Der kurze Weg vom Single zur Familie

Ungeplante Vaterschaft

Rund ein Fünftel aller Schwangerschaften in Deutschland gilt als ungeplant. Kommt das Kind dann zur Welt, stellt es das bisherige Leben der Eltern auf den Kopf. Mütter und Väter müssen sich umstellen, alte Pläne aufgeben und neue schmieden. Ein Vater aus Dortmund berichtet, wie tiefgreifend und bereichernd sein Leben umgekrempelt wurde.
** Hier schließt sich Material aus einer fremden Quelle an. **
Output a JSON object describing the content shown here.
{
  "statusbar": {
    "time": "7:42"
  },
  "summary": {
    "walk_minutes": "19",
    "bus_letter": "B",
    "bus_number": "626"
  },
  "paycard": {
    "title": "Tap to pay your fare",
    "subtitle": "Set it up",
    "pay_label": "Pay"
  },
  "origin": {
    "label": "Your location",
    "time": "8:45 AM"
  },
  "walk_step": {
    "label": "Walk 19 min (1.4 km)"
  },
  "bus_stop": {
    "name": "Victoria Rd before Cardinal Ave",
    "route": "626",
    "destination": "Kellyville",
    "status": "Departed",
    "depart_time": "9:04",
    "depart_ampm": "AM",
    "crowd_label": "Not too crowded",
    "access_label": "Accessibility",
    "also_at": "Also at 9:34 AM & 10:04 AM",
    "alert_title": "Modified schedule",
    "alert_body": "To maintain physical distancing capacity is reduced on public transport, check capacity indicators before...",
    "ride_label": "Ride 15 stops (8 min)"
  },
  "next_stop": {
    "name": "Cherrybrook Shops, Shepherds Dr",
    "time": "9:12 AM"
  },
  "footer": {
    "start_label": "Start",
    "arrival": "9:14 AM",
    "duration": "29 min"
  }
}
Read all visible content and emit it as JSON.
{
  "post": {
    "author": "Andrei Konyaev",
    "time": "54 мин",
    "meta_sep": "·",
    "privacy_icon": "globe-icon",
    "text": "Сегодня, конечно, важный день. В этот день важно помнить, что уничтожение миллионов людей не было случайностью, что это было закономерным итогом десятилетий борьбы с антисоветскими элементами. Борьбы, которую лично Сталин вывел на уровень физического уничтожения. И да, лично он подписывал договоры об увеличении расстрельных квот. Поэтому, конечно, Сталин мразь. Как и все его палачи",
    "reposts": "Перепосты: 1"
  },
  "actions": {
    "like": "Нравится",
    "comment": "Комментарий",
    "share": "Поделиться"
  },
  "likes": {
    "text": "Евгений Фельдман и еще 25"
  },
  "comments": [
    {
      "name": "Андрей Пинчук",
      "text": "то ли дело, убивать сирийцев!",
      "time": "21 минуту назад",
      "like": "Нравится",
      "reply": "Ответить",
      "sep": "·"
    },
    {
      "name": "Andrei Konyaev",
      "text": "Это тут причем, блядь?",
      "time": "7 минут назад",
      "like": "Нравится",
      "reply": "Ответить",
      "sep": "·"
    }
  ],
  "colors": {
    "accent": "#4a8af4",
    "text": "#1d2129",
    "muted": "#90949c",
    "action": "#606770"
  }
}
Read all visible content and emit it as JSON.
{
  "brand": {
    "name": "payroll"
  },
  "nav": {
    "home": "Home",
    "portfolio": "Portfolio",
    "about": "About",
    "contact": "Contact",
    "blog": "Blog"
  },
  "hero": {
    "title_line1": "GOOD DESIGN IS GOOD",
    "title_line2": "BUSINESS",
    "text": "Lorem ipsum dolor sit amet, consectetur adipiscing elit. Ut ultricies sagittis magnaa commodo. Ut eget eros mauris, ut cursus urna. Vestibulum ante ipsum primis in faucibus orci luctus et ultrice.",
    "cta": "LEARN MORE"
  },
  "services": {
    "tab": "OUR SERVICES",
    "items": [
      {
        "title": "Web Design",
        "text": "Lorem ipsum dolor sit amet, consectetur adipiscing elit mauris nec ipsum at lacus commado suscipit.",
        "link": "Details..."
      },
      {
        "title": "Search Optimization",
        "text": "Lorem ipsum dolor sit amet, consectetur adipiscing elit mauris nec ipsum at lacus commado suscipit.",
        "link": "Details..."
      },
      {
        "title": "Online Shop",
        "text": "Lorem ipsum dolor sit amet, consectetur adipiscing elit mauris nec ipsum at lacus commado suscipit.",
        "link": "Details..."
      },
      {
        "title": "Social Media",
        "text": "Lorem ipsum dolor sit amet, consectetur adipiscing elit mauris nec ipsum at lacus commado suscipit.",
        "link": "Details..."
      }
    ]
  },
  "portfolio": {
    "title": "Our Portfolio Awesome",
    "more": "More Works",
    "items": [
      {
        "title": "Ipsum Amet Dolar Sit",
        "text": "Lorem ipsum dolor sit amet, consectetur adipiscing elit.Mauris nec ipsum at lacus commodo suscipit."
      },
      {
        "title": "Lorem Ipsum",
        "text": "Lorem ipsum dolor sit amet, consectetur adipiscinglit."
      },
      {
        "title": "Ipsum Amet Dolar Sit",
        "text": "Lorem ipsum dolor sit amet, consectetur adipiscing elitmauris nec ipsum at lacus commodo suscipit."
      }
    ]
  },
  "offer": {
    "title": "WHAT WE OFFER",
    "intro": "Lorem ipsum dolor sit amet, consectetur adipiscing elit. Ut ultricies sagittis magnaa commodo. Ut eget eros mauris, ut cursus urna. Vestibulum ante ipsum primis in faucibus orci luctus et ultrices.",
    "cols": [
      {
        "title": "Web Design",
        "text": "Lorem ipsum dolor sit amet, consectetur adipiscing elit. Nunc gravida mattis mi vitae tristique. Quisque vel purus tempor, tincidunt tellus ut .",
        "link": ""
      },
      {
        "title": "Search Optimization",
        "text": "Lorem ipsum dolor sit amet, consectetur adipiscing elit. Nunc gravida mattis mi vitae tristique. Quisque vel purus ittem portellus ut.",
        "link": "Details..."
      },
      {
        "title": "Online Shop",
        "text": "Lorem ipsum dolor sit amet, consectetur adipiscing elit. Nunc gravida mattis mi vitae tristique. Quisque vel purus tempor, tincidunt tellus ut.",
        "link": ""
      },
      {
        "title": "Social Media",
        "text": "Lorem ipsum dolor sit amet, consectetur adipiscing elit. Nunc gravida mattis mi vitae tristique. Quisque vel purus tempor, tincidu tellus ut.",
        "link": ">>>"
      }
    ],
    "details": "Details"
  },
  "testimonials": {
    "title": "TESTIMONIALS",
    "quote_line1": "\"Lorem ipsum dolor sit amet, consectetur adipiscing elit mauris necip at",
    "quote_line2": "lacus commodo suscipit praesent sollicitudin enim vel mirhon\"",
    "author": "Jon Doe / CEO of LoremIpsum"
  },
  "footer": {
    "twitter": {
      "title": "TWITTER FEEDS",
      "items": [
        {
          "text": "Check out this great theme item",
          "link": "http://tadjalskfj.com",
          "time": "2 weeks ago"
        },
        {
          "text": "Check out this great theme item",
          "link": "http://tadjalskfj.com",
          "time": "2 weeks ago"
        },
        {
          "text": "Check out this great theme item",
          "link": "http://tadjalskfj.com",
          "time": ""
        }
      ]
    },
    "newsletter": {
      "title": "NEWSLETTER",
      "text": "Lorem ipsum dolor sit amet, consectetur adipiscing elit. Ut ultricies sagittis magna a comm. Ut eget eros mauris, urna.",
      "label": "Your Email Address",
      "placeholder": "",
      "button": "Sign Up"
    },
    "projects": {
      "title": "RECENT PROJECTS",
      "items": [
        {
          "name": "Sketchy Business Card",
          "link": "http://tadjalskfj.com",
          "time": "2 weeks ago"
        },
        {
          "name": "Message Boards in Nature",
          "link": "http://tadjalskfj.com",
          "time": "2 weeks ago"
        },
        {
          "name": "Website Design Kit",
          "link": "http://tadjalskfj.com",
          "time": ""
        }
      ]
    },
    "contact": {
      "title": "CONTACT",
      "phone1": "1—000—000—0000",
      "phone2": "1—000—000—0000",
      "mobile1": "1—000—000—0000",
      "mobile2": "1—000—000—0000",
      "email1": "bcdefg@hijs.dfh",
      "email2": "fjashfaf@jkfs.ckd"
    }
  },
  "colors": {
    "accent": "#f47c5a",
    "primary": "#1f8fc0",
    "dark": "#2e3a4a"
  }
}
Nichtstun, Partys feiern, treiben lassen. Ziellos mit einem Bier in der Hand im Stadtbus durch die Gegend fahren und so unbekannte Ecken der Dortmunder Heimat erkunden. So stellte sich Michael* den Winter 2002/03 vor. Er hatte gerade seine Ausbildung zum Feinmechaniker hinter – und viel freie Zeit vor sich. „Ich war 25 Jahre alt, hatte außer Musik machen und der Idee mit dem Busfahren keine Pläne, und ich genoss diese Unabhängigkeit.“ Rückblickend nennt er sein Leben ausschweifend und wild. Auf einer seiner ersten Bustouren sitzt er neben einer jungen Frau. Sie heißt Katrin. Sie und Michael kommen schnell ins Gespräch, fahren gemeinsam eine weitere Runde durch Dortmund. „Im Bus erzählte mir Katrin, dass sie gerade über den zweiten Bildungsweg das Abitur nachmacht. Sie fragte mich, ob das nicht auch etwas für mich wäre – ein paar Tage später war ich im Weiterbildungskolleg angemeldet“, sagt Michael.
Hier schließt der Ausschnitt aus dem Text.